En revanche, il ne faut pas cacher que le coût du crédit augmente avec l’allongement de sa durée de vie dû aux intérêts. Le souscripteur a la possibilité, lorsqu’il monte son dossier, de procéder à la demande d’une trésorerie. Cette enveloppe supplétive correspond généralement à 10% ou 15% de la somme empruntée. Elle peut être utilisée pour financer des travaux ou l’achat d’équipements divers (électroménager, voiture, mobilier…, par exemple). Le rachat de crédit à la consommation concerne des dettes s’élevant à moins de 75000 euros. Le rachat de crédit immobilier concerne, quant à lui, des dettes pouvant s’élever à 200 000 euros. Toutefois, dans ce cas de figure, l’organisme de prêt exige une garantie telle que l’hypothèque d’une maison, dans ce deuxième cas de figure.
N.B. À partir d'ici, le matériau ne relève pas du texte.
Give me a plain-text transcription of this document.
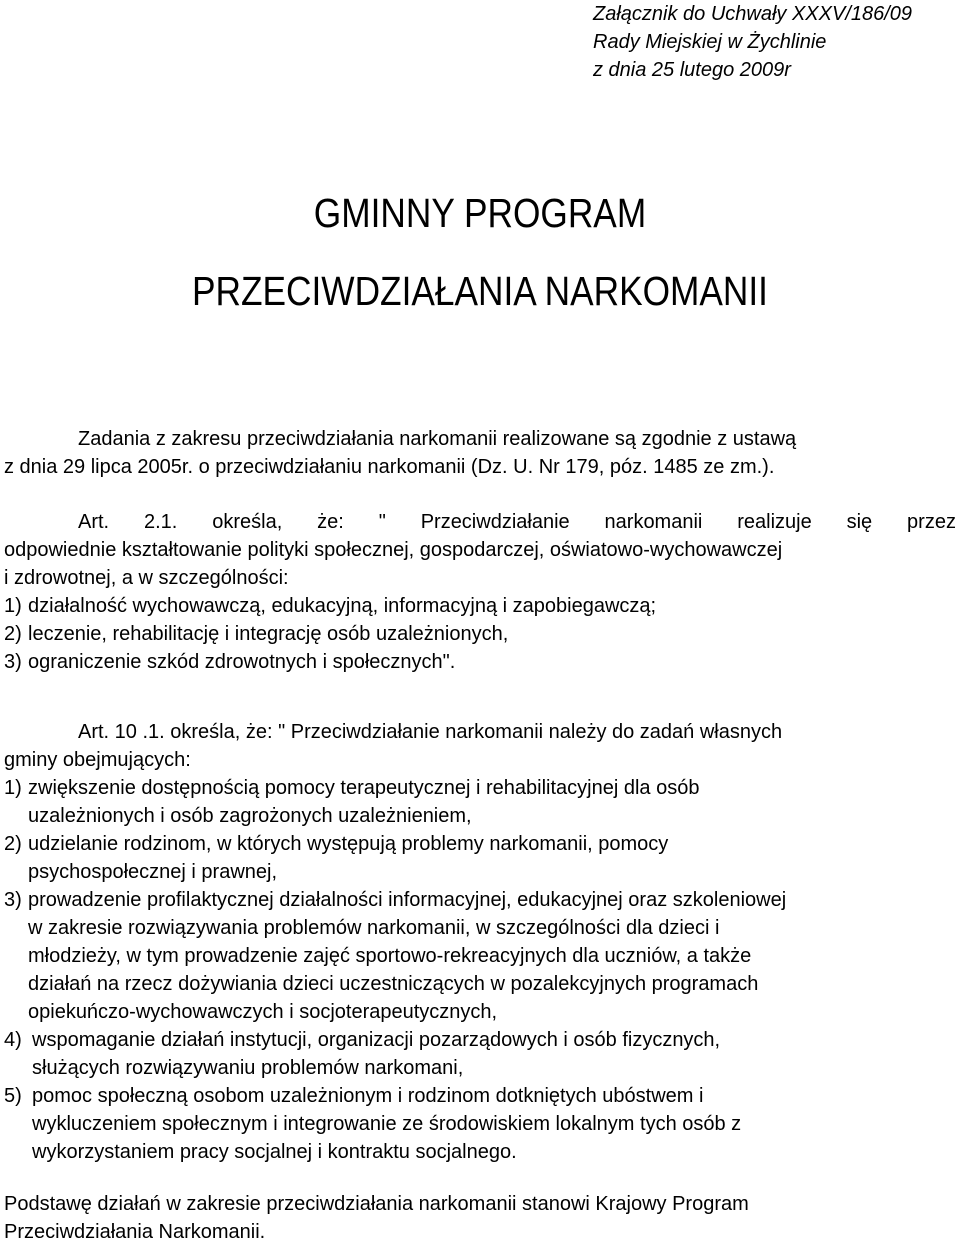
Załącznik do Uchwały XXXV/186/09
Rady Miejskiej w Żychlinie
z dnia 25 lutego 2009r
GMINNY PROGRAM
PRZECIWDZIAŁANIA NARKOMANII
Zadania z zakresu przeciwdziałania narkomanii realizowane są zgodnie z ustawą
z dnia 29 lipca 2005r. o przeciwdziałaniu narkomanii (Dz. U. Nr 179, póz. 1485 ze zm.).
Art. 2.1. określa, że: " Przeciwdziałanie narkomanii realizuje się przez
odpowiednie kształtowanie polityki społecznej, gospodarczej, oświatowo-wychowawczej
i zdrowotnej, a w szczególności:
1) działalność wychowawczą, edukacyjną, informacyjną i zapobiegawczą;
2) leczenie, rehabilitację i integrację osób uzależnionych,
3) ograniczenie szkód zdrowotnych i społecznych".
Art. 10 .1. określa, że: " Przeciwdziałanie narkomanii należy do zadań własnych
gminy obejmujących:
1) zwiększenie dostępnością pomocy terapeutycznej i rehabilitacyjnej dla osób
uzależnionych i osób zagrożonych uzależnieniem,
2) udzielanie rodzinom, w których występują problemy narkomanii, pomocy
psychospołecznej i prawnej,
3) prowadzenie profilaktycznej działalności informacyjnej, edukacyjnej oraz szkoleniowej
w zakresie rozwiązywania problemów narkomanii, w szczególności dla dzieci i
młodzieży, w tym prowadzenie zajęć sportowo-rekreacyjnych dla uczniów, a także
działań na rzecz dożywiania dzieci uczestniczących w pozalekcyjnych programach
opiekuńczo-wychowawczych i socjoterapeutycznych,
4) wspomaganie działań instytucji, organizacji pozarządowych i osób fizycznych,
służących rozwiązywaniu problemów narkomani,
5) pomoc społeczną osobom uzależnionym i rodzinom dotkniętych ubóstwem i
wykluczeniem społecznym i integrowanie ze środowiskiem lokalnym tych osób z
wykorzystaniem pracy socjalnej i kontraktu socjalnego.
Podstawę działań w zakresie przeciwdziałania narkomanii stanowi Krajowy Program
Przeciwdziałania Narkomanii.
Lors d’une demande de rachat de crédit, l’établissement bancaire peut demander un garant, selon la situation de son client. L’emprunteur peut se tourner vers ses parents ou des proches qui ont des revenus financiers importants susceptibles d’être acceptés par la banque. La négociation n’est pas toujours facile, tout dépend de la confiance mutuelle entre les parties. A noter que le garant doit s’engager vis-à-vis de la banque à se substituer à l’emprunteur en cas de défaillance pour le remboursement des mensualités. Si le garant est solvable et dispose d’une ressource financière importante pour supporter le relais, la banque peut accorder plus facilement le rachat de crédit avec un tiers pour garant. Si l’emprunteur ne trouve pas une personne physique pour servir de garant, il peut s’adresser à un établissement spécialisé agréé par les banques.

Tel établissement peut se porter garant du remboursement du rachat de crédit sous certaines conditions. Par exemple, l’emprunteur rémunère la société de cautionnement. Une partie des sommes payées sont restituées à l’expiration du contrat lequel n’exige pas l’intervention du notaire, donc moins de frais à payer. Par ailleurs, c’est la plus économique pour l’emprunteur qui cherche un garant pour son rachat de crédit. A noter que l’emprunteur n’a pas le droit de s’échapper à ses obligations vis-à-vis de la banque, même s’il dispose d’un garant.

Des contrôles doivent s’effectuer s’il s’agit effectivement d’une incapacité de travail ou d’un accident qui l’empêche d’honorer ses mensualités. De même le garant peut demander un examen de la situation, avant de subir la substitution. A noter qu’il y a d’autres types de garanties dont la caution hypothécaire. Le bien mis en hypothèque peut appartenir à une tierce personne qui accepte de prendre en charge également le remboursement en cas de défaillance. Cette convention demande également une confiance mutuelle entre les parties.